Socrates would weep. The great philosopher of ancient Athens was among the first teachers of critical thinking, you might say, and he died for doing so. And now, college philosophy departments — along with the other humanities and the social sciences— are shrinking, with reduced fields of study, smaller teaching staffs and fewer courses.

Part of this shrinkage in many big universities and smaller colleges as well is the result of rising concerns about the cost of a college degree, which can leave graduates and parents in serious debt for years or decades.

Students understandably want to feel that their investment of time and money will pay off in the not-too-far future. A STEM degree — science, tech, engineering and math — often opens up more and better-paid career opportunities than those in other majors. As a result, fewer students are signing up for non-STEM majors and courses, and colleges, already wondering how they’ll survive declines in enrollment, are in turn shrinking those departments.

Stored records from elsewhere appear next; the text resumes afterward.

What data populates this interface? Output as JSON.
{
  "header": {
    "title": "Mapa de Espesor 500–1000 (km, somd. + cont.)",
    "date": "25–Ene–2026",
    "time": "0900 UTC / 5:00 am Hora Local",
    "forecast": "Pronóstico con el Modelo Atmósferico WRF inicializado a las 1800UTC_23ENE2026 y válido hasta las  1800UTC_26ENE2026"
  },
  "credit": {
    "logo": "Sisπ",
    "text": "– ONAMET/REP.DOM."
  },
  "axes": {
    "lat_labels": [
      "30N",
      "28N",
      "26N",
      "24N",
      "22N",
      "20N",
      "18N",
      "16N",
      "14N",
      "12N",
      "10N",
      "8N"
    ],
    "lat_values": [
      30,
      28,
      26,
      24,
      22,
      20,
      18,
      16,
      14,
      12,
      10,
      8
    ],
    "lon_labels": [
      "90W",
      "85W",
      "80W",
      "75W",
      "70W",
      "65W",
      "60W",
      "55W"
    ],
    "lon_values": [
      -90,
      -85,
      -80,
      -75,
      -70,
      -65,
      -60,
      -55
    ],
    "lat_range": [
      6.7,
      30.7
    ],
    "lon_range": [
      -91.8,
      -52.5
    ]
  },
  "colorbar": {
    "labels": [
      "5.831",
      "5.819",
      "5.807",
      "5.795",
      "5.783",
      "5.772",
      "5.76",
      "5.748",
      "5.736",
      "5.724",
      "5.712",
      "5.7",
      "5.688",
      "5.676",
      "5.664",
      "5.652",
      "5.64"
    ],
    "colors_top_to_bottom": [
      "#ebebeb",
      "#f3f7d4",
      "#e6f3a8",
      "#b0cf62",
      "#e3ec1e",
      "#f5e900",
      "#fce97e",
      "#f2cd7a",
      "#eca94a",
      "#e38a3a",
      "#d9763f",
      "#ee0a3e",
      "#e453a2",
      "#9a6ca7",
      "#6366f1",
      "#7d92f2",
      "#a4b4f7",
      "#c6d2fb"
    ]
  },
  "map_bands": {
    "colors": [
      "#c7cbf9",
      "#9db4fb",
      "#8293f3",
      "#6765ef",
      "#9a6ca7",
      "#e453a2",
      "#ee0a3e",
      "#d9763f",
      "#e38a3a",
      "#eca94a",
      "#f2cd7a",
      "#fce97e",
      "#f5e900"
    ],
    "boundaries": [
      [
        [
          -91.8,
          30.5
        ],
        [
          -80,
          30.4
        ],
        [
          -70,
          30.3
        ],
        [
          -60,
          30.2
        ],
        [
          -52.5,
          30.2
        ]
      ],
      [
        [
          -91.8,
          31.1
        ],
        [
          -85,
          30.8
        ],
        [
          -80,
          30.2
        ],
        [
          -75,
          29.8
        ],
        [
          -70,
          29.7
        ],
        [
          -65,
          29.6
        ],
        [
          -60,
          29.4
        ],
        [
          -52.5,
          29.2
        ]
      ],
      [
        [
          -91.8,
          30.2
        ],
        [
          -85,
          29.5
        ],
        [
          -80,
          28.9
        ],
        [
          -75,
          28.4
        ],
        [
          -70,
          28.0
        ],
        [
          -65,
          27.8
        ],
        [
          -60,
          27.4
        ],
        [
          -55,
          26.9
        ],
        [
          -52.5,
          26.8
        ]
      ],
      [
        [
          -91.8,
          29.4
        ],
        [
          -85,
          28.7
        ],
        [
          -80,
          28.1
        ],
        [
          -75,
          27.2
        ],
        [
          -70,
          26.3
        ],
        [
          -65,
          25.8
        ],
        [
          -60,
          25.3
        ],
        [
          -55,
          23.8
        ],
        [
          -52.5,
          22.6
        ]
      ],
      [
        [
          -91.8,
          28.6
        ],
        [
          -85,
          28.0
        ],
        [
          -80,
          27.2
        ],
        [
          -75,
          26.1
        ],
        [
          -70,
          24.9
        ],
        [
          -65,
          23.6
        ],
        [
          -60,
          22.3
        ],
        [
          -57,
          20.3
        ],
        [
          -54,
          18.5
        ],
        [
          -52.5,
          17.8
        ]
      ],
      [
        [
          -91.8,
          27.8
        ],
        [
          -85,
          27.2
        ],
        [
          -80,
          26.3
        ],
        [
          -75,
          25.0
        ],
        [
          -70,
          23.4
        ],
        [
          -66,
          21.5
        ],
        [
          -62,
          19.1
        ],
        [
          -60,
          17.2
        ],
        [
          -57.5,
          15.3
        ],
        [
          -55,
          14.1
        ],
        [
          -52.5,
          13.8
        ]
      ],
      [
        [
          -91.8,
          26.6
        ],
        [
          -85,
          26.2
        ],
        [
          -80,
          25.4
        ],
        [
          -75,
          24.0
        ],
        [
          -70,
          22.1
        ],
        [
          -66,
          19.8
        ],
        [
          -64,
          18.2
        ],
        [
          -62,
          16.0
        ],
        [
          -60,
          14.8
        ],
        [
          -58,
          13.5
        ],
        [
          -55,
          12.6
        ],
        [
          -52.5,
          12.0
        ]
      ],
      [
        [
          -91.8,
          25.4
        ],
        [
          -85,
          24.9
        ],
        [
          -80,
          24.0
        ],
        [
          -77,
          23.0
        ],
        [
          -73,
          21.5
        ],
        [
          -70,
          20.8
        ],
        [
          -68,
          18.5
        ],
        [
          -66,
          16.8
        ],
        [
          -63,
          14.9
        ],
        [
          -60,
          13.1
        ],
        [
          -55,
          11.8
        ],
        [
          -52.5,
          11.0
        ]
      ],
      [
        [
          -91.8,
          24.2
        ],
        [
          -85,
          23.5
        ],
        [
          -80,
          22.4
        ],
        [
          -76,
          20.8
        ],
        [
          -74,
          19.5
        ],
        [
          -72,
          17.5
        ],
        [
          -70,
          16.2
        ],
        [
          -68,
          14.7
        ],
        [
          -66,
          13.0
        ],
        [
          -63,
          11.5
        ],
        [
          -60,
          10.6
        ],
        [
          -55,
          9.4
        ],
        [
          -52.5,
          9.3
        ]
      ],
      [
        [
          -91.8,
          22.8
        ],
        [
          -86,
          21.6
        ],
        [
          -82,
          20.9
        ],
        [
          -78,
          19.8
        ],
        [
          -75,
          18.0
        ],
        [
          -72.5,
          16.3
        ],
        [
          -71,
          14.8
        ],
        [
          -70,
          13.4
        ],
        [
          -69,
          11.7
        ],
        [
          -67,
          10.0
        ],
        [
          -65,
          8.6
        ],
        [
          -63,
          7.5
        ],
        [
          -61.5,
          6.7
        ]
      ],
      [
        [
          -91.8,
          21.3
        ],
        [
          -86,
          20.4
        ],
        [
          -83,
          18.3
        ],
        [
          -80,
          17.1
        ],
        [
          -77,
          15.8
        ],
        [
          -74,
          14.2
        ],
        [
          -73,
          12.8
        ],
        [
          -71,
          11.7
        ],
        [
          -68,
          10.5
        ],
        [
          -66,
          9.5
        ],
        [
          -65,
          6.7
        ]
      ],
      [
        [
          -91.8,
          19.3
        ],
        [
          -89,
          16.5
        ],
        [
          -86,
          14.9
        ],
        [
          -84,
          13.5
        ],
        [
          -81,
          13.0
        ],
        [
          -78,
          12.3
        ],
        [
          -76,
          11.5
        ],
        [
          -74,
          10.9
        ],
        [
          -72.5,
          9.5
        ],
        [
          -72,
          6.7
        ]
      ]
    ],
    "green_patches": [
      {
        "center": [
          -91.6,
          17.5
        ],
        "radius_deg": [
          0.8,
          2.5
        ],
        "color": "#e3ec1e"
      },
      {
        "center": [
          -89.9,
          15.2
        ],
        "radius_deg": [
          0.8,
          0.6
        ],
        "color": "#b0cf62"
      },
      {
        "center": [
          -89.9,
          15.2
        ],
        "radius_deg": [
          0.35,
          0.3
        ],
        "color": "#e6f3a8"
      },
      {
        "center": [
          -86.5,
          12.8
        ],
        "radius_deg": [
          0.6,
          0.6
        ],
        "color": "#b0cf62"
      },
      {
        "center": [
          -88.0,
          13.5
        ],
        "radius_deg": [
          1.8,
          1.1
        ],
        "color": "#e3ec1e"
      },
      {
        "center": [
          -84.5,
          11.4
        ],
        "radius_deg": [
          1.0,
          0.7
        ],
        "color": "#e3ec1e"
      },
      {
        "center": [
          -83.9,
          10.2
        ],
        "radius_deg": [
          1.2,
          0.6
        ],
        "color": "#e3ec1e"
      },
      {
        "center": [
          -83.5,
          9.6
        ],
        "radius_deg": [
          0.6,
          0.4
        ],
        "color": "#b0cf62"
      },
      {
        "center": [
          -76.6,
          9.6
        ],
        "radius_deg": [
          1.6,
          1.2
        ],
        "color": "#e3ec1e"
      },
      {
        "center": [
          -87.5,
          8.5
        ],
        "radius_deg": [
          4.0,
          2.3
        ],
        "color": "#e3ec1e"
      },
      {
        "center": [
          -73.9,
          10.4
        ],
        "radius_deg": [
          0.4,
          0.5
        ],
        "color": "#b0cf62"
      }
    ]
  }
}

University humanities and social sciences departments also have been demonized by the far right as hotbeds of “wokeism,” fuzzy thinking and rampant liberalism, where some conservative students and professors say they’re made to feel unwelcome when they are not taking a progressive stance.

In North Carolina, the Legislature passed a budget this year that provides funding for new distinguished professorships only in STEM fields at the state’s public universities.

Apparently, the legislators also don’t care whether the state produces top-notch urban planners, crime solvers, social workers, psychologists and language translators, all of which fall within social sciences. It’s a pound-foolish mistake as the colleges’ reputations are likely to slide, making it harder to attract top students or faculty unless the schools can come up with their own money for the high-level professorships.

There’s nothing wrong with supporting STEM majors, which provide a path to well-paid, meaningful and fulfilling jobs. But universities were never meant to be merely career-prep schools. They also teach — or should teach — students how to think deeply and critically, analyze smartly, bring people together collaboratively, communicate articulately, as well as innovate and create. All of these traits are at the heart of humanities and social science studies.

They also happen to be traits highly valued by employers. According to a 2013 survey, more than 90% of employers agree that “demonstrated capacity to think critically, communicate clearly, and solve complex problems is more important” than an applicant’s college major, and that ethical judgment, integrity, intercultural skills and the ability to continue learning also were key. Similar surveys a few years later showed the same: Employers were looking for workers who were great communicators and possessed “soft” skills such as critical thinking.

If a good future awaits people with these abilities, why are the non-STEM fields often viewed as career dead ends? This is where colleges have let their students down. Employers are looking for demonstrated capacity, which means they want applicants who have shown these abilities outside the classroom, in some mix of experience with campus organizations, volunteer gigs, internships and paid work. Relatively few colleges do a good job of providing students with those opportunities or guidance in how their studies might translate into rewarding careers.

Colleges that want the liberal arts to continue as robust fields of study need to reconsider the status quo. They should slim down tuition costs and ensure that students graduate with strong skills in critical and innovative thinking and in working with others. Those are abilities that are highly valued by employers in many different industries.

At the same time, right-wing politicians (and left-wing, for that matter) should be keeping their fingers out of how universities run their academic programs. They aren’t experts, and their attempts to control colleges arise from personal biases and political interests rather than from sound academic thinking. It seldom comes to good.

Socrates was convicted of impiety and corrupting the youths of Athens, and sentenced to drink poison hemlock. Daring ideas taught by great thinkers have long felt like a threat to petty minds.